The Episcopal Church flag that flew over the Dakota Access Pipeline camp in North Dakota lays folded for its journey to the Archives of the Episcopal Church in Austin, Texas, along with the Rev. John Floberg’s notes from his presentation of the flag. Photo: Mary Frances Schjonberg/Episcopal News Service
The decisions involved whether the environmental assessment process was properly conducted and whether the United States respected the Sioux’s rights as a sovereign nation.
Curry said he was glad that the federal justice and interior departments, as well as the U.S. Army Corps of Engineers, had called for construction to stand down 20 miles to the east and 20 miles to the west of the Missouri River so that those decisions could be reviewed. The pipeline is routed under the river, which is the reservation’s only source of water.
The Episcopal Church’s entry into the protest is rooted in its 2009 repudiation of the Doctrine of Discovery, Curry said. “Part of that action was to say we have got to find more just, equitable and fair ways of being in relationship with our brothers and sisters in the Native communities in our country,” the presiding bishop said.

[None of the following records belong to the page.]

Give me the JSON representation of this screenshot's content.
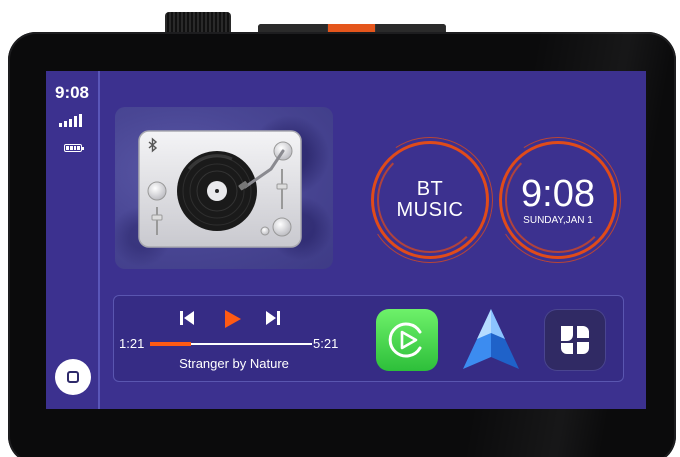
{
  "status": {
    "time": "9:08",
    "signal_icon": "signal-bars-icon",
    "battery_icon": "battery-icon"
  },
  "music_widget": {
    "image": "turntable-record-player",
    "bluetooth_icon": "bluetooth-icon"
  },
  "bt_music": {
    "line1": "BT",
    "line2": "MUSIC"
  },
  "clock_widget": {
    "time": "9:08",
    "date": "SUNDAY,JAN 1"
  },
  "player": {
    "elapsed": "1:21",
    "duration": "5:21",
    "progress_fraction": 0.25,
    "title": "Stranger by Nature",
    "prev_icon": "skip-previous-icon",
    "play_icon": "play-icon",
    "next_icon": "skip-next-icon"
  },
  "apps": [
    {
      "name": "carplay",
      "icon": "carplay-icon"
    },
    {
      "name": "android-auto",
      "icon": "android-auto-icon"
    },
    {
      "name": "more-apps",
      "icon": "app-grid-icon"
    }
  ],
  "colors": {
    "screen_bg": "#3c318f",
    "accent": "#e04b1a",
    "play": "#ff5a14",
    "carplay_green": "#39d046"
  }
}
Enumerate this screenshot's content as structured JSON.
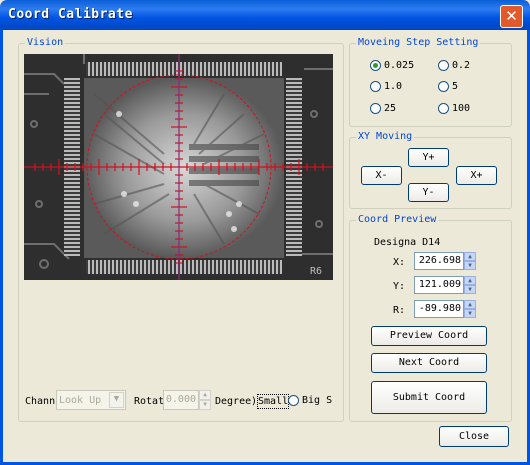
{
  "window": {
    "title": "Coord Calibrate"
  },
  "vision": {
    "group_label": "Vision",
    "overlay_text": "R6"
  },
  "controls": {
    "channel_label": "Chann",
    "channel_value": "Look Up",
    "rotate_label": "Rotat",
    "rotate_value": "0.000",
    "degree_label": "Degree",
    "small_label": "Small",
    "big_label": "Big S"
  },
  "step": {
    "group_label": "Moveing Step Setting",
    "options": [
      "0.025",
      "0.2",
      "1.0",
      "5",
      "25",
      "100"
    ],
    "selected": "0.025"
  },
  "xy": {
    "group_label": "XY Moving",
    "y_plus": "Y+",
    "x_minus": "X-",
    "x_plus": "X+",
    "y_minus": "Y-"
  },
  "preview": {
    "group_label": "Coord Preview",
    "designator": "Designa D14",
    "x_label": "X:",
    "x_value": "226.698",
    "y_label": "Y:",
    "y_value": "121.009",
    "r_label": "R:",
    "r_value": "-89.980",
    "preview_btn": "Preview Coord",
    "next_btn": "Next Coord",
    "submit_btn": "Submit Coord"
  },
  "close_btn": "Close",
  "colors": {
    "title_bar": "#0054e3",
    "group_label": "#0046d5",
    "reticle": "#d01020",
    "body": "#ece9d8"
  }
}
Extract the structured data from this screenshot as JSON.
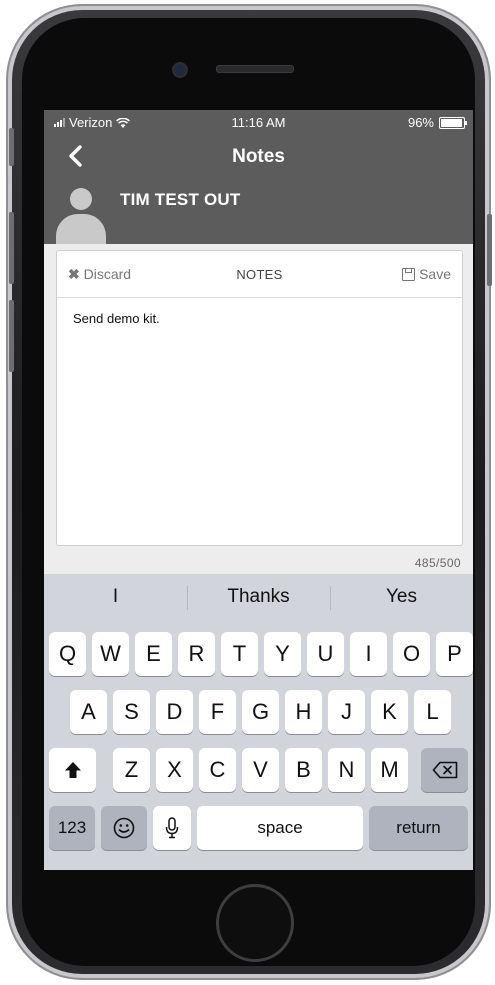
{
  "status": {
    "carrier": "Verizon",
    "time": "11:16 AM",
    "battery": "96%",
    "battery_level": 0.96
  },
  "header": {
    "title": "Notes",
    "contact_name": "TIM TEST OUT"
  },
  "note": {
    "discard_label": "Discard",
    "title": "NOTES",
    "save_label": "Save",
    "text": "Send demo kit.",
    "counter": "485/500"
  },
  "keyboard": {
    "suggestions": [
      "I",
      "Thanks",
      "Yes"
    ],
    "row1": [
      "Q",
      "W",
      "E",
      "R",
      "T",
      "Y",
      "U",
      "I",
      "O",
      "P"
    ],
    "row2": [
      "A",
      "S",
      "D",
      "F",
      "G",
      "H",
      "J",
      "K",
      "L"
    ],
    "row3": [
      "Z",
      "X",
      "C",
      "V",
      "B",
      "N",
      "M"
    ],
    "numbers_label": "123",
    "space_label": "space",
    "return_label": "return"
  },
  "icons": [
    "back-chevron-icon",
    "wifi-icon",
    "battery-icon",
    "avatar-icon",
    "close-icon",
    "save-icon",
    "shift-icon",
    "emoji-icon",
    "microphone-icon",
    "backspace-icon"
  ]
}
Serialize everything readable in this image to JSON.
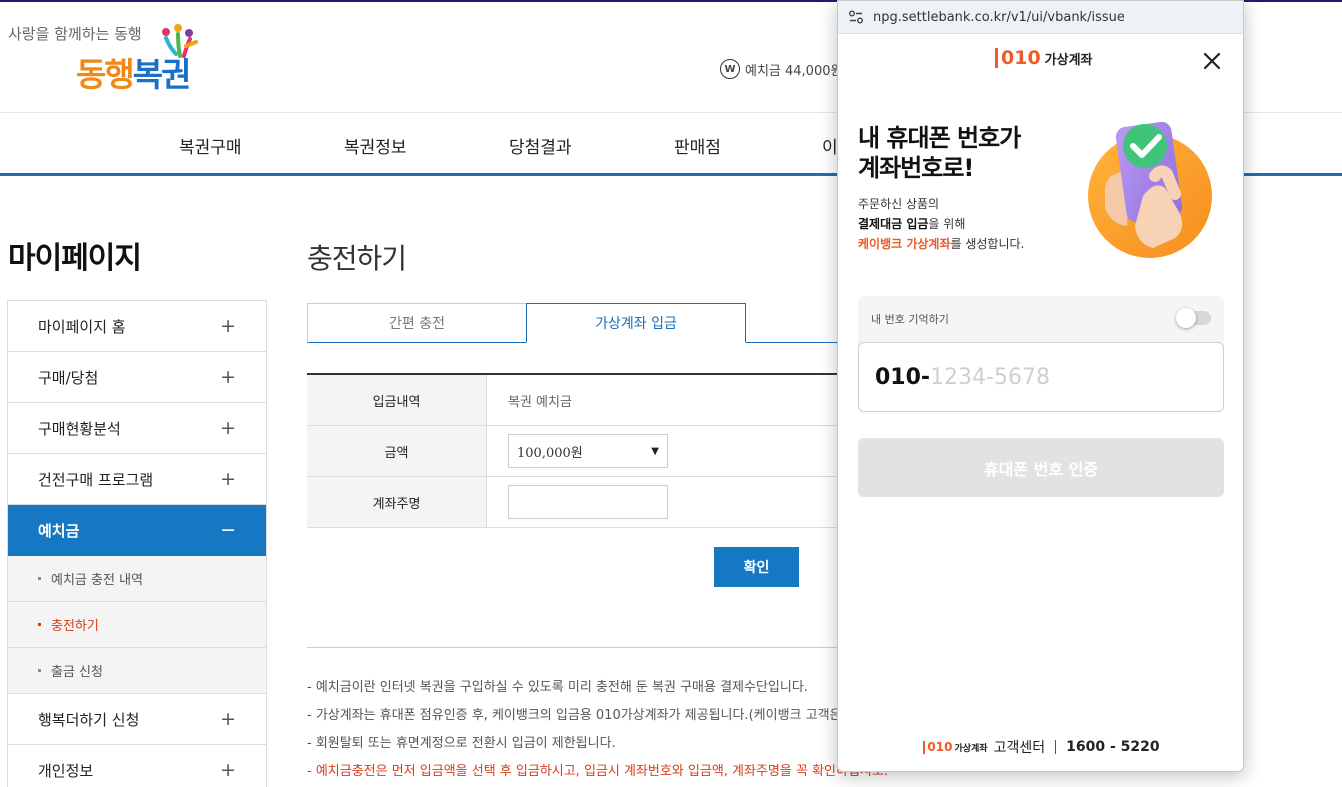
{
  "site": {
    "tagline": "사랑을 함께하는 동행",
    "logo_part1": "동행",
    "logo_part2": "복권",
    "balance_icon": "W",
    "balance_text": "예치금 44,000원",
    "nav": [
      "복권구매",
      "복권정보",
      "당첨결과",
      "판매점",
      "이"
    ]
  },
  "sidebar": {
    "title": "마이페이지",
    "items": [
      {
        "label": "마이페이지 홈",
        "sign": "+"
      },
      {
        "label": "구매/당첨",
        "sign": "+"
      },
      {
        "label": "구매현황분석",
        "sign": "+"
      },
      {
        "label": "건전구매 프로그램",
        "sign": "+"
      },
      {
        "label": "예치금",
        "sign": "−"
      }
    ],
    "subitems": [
      "예치금 충전 내역",
      "충전하기",
      "출금 신청"
    ],
    "items_after": [
      {
        "label": "행복더하기 신청",
        "sign": "+"
      },
      {
        "label": "개인정보",
        "sign": "+"
      }
    ]
  },
  "content": {
    "title": "충전하기",
    "tabs": [
      "간편 충전",
      "가상계좌 입금"
    ],
    "form": {
      "row1_label": "입금내역",
      "row1_value": "복권 예치금",
      "row2_label": "금액",
      "amount_selected": "100,000원",
      "row3_label": "계좌주명",
      "depositor_value": ""
    },
    "confirm_label": "확인",
    "notes": [
      "-   예치금이란 인터넷 복권을 구입하실 수 있도록 미리 충전해 둔 복권 구매용 결제수단입니다.",
      "-   가상계좌는 휴대폰 점유인증 후, 케이뱅크의 입금용 010가상계좌가 제공됩니다.(케이뱅크 고객은",
      "-   회원탈퇴 또는 휴면계정으로 전환시 입금이 제한됩니다.",
      "-   예치금충전은 먼저 입금액을 선택 후 입금하시고, 입금시 계좌번호와 입금액, 계좌주명을 꼭 확인하십시오."
    ]
  },
  "popup": {
    "url": "npg.settlebank.co.kr/v1/ui/vbank/issue",
    "brand_num": "010",
    "brand_text": "가상계좌",
    "hero_line1": "내 휴대폰 번호가",
    "hero_line2": "계좌번호로!",
    "sub_line1": "주문하신 상품의",
    "sub_line2_bold": "결제대금 입금",
    "sub_line2_rest": "을 위해",
    "sub_line3_orange": "케이뱅크 가상계좌",
    "sub_line3_rest": "를 생성합니다.",
    "remember_label": "내 번호 기억하기",
    "remember_on": false,
    "phone_prefix": "010-",
    "phone_placeholder": "1234-5678",
    "verify_label": "휴대폰 번호 인증",
    "footer_brand_num": "010",
    "footer_brand_text": "가상계좌",
    "footer_cs": "고객센터",
    "footer_phone": "1600 - 5220"
  },
  "colors": {
    "primary_blue": "#1678c2",
    "accent_orange": "#f05a28",
    "alert_red": "#d93b17"
  }
}
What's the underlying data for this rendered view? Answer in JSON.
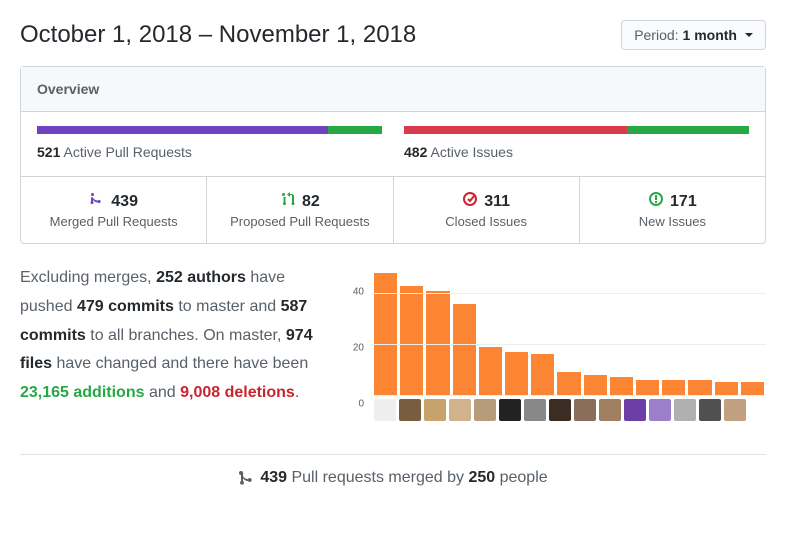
{
  "header": {
    "date_range": "October 1, 2018 – November 1, 2018",
    "period_label": "Period:",
    "period_value": "1 month"
  },
  "overview": {
    "title": "Overview",
    "pr_bar": {
      "merged_pct": 84.3,
      "proposed_pct": 15.7,
      "merged_color": "#6f42c1",
      "proposed_color": "#28a745",
      "count": "521",
      "text": "Active Pull Requests"
    },
    "issue_bar": {
      "closed_pct": 64.5,
      "open_pct": 35.5,
      "closed_color": "#d73a49",
      "open_color": "#28a745",
      "count": "482",
      "text": "Active Issues"
    },
    "cells": [
      {
        "icon": "merge",
        "color": "#6f42c1",
        "value": "439",
        "desc": "Merged Pull Requests"
      },
      {
        "icon": "pr",
        "color": "#28a745",
        "value": "82",
        "desc": "Proposed Pull Requests"
      },
      {
        "icon": "closed",
        "color": "#cb2431",
        "value": "311",
        "desc": "Closed Issues"
      },
      {
        "icon": "open",
        "color": "#28a745",
        "value": "171",
        "desc": "New Issues"
      }
    ]
  },
  "summary": {
    "text_parts": {
      "p1": "Excluding merges, ",
      "authors": "252 authors",
      "p2": " have pushed ",
      "commits_master": "479 commits",
      "p3": " to master and ",
      "commits_all": "587 commits",
      "p4": " to all branches. On master, ",
      "files": "974 files",
      "p5": " have changed and there have been ",
      "additions": "23,165 additions",
      "p6": " and ",
      "deletions": "9,008 deletions",
      "p7": "."
    }
  },
  "chart_data": {
    "type": "bar",
    "ylim": [
      0,
      50
    ],
    "yticks": [
      "0",
      "20",
      "40"
    ],
    "values": [
      48,
      43,
      41,
      36,
      19,
      17,
      16,
      9,
      8,
      7,
      6,
      6,
      6,
      5,
      5
    ],
    "avatars": [
      "#eee",
      "#7a5c3e",
      "#c7a36b",
      "#d0b28c",
      "#b89b7a",
      "#222",
      "#888",
      "#3b2d23",
      "#8a6d5a",
      "#a08060",
      "#6c3fa6",
      "#9b7fca",
      "#b0b0b0",
      "#505050",
      "#c0a080"
    ]
  },
  "footer": {
    "count": "439",
    "mid": " Pull requests merged by ",
    "people": "250",
    "tail": " people"
  }
}
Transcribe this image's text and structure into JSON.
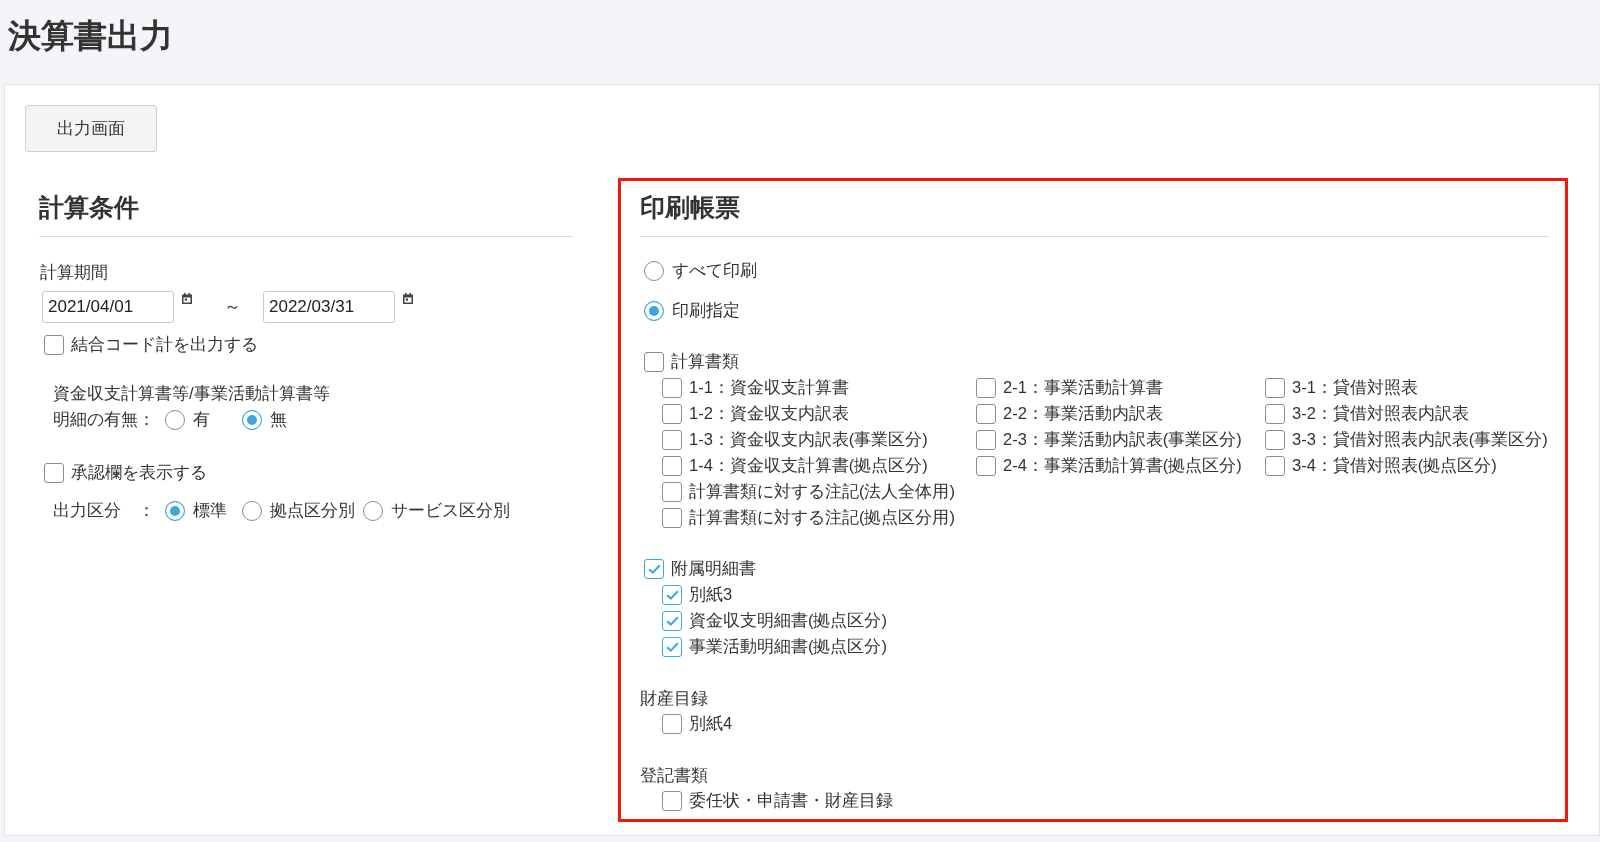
{
  "page": {
    "title": "決算書出力"
  },
  "toolbar": {
    "buttons": [
      {
        "label": "出力画面"
      }
    ]
  },
  "calc_conditions": {
    "title": "計算条件",
    "items": [
      {
        "kind": "date_range",
        "label": "計算期間",
        "from": "2021/04/01",
        "separator": "～",
        "to": "2022/03/31"
      },
      {
        "kind": "checkbox",
        "label": "結合コード計を出力する",
        "checked": false
      },
      {
        "kind": "note",
        "text": "資金収支計算書等/事業活動計算書等"
      },
      {
        "kind": "radio_group",
        "label": "明細の有無：",
        "options": [
          {
            "label": "有",
            "selected": false
          },
          {
            "label": "無",
            "selected": true
          }
        ]
      },
      {
        "kind": "checkbox",
        "label": "承認欄を表示する",
        "checked": false
      },
      {
        "kind": "radio_group",
        "label": "出力区分　：",
        "options": [
          {
            "label": "標準",
            "selected": true
          },
          {
            "label": "拠点区分別",
            "selected": false
          },
          {
            "label": "サービス区分別",
            "selected": false
          }
        ]
      }
    ]
  },
  "print_forms": {
    "title": "印刷帳票",
    "highlighted": true,
    "modes": [
      {
        "label": "すべて印刷",
        "selected": false
      },
      {
        "label": "印刷指定",
        "selected": true
      }
    ],
    "groups": [
      {
        "kind": "checkbox",
        "label": "計算書類",
        "checked": false,
        "columns": [
          {
            "items": [
              {
                "label": "1-1：資金収支計算書",
                "checked": false
              },
              {
                "label": "1-2：資金収支内訳表",
                "checked": false
              },
              {
                "label": "1-3：資金収支内訳表(事業区分)",
                "checked": false
              },
              {
                "label": "1-4：資金収支計算書(拠点区分)",
                "checked": false
              },
              {
                "label": "計算書類に対する注記(法人全体用)",
                "checked": false
              },
              {
                "label": "計算書類に対する注記(拠点区分用)",
                "checked": false
              }
            ]
          },
          {
            "items": [
              {
                "label": "2-1：事業活動計算書",
                "checked": false
              },
              {
                "label": "2-2：事業活動内訳表",
                "checked": false
              },
              {
                "label": "2-3：事業活動内訳表(事業区分)",
                "checked": false
              },
              {
                "label": "2-4：事業活動計算書(拠点区分)",
                "checked": false
              }
            ]
          },
          {
            "items": [
              {
                "label": "3-1：貸借対照表",
                "checked": false
              },
              {
                "label": "3-2：貸借対照表内訳表",
                "checked": false
              },
              {
                "label": "3-3：貸借対照表内訳表(事業区分)",
                "checked": false
              },
              {
                "label": "3-4：貸借対照表(拠点区分)",
                "checked": false
              }
            ]
          }
        ]
      },
      {
        "kind": "checkbox",
        "label": "附属明細書",
        "checked": true,
        "columns": [
          {
            "items": [
              {
                "label": "別紙3",
                "checked": true
              },
              {
                "label": "資金収支明細書(拠点区分)",
                "checked": true
              },
              {
                "label": "事業活動明細書(拠点区分)",
                "checked": true
              }
            ]
          }
        ]
      },
      {
        "kind": "heading",
        "label": "財産目録",
        "columns": [
          {
            "items": [
              {
                "label": "別紙4",
                "checked": false
              }
            ]
          }
        ]
      },
      {
        "kind": "heading",
        "label": "登記書類",
        "columns": [
          {
            "items": [
              {
                "label": "委任状・申請書・財産目録",
                "checked": false
              }
            ]
          }
        ]
      }
    ]
  }
}
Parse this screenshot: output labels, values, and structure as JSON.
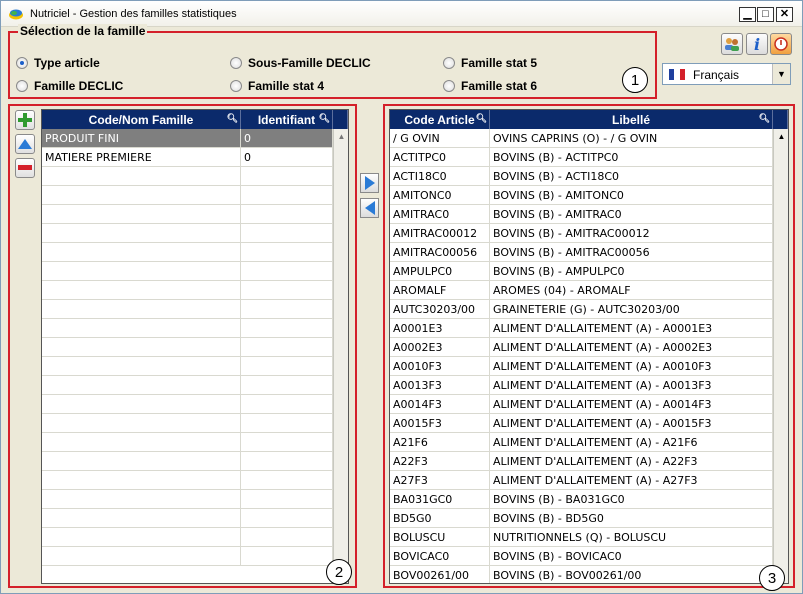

The pipeline protest, he said, is a way of calling people to step back and examine what is the “best, most sensible and most prudent way” to address energy needs of the nation. Curry emphasized that he went to the Standing Rock Nation at the request of Episcopalians involved in the action.
“I really do believe this is not a partisan thing. This is not a liberal or conservative thing. This is not a Republican-Democratic thing. This is a human thing and it’s a Jesus thing to do what is right for all God’s children,” he said. “I am glad our government is trying to figure out what that is.”
Executive Council met at the Heldrich Hotel in New Brunswick, New Jersey. Previous ENS coverage of the New Brunswick meeting is here.
The Executive Council carries out the programs and policies adopted by the General Convention, according to Canon I.4 (1). The council comprises 38 members – 20 of whom (four bishops, four priests or deacons, and 12 lay people) are elected by General Convention and 18 (one clergy and one lay) by the nine provincial synods for six-year terms – plus the presiding bishop and the president of the House of Deputies. In addition, the vice president of the House of Deputies, secretary, chief operating officer, treasurer and chief financial officer have seat and voice but no vote.
– The Rev. Mary Frances Schjonberg is an editor and reporter for the Episcopal News Service.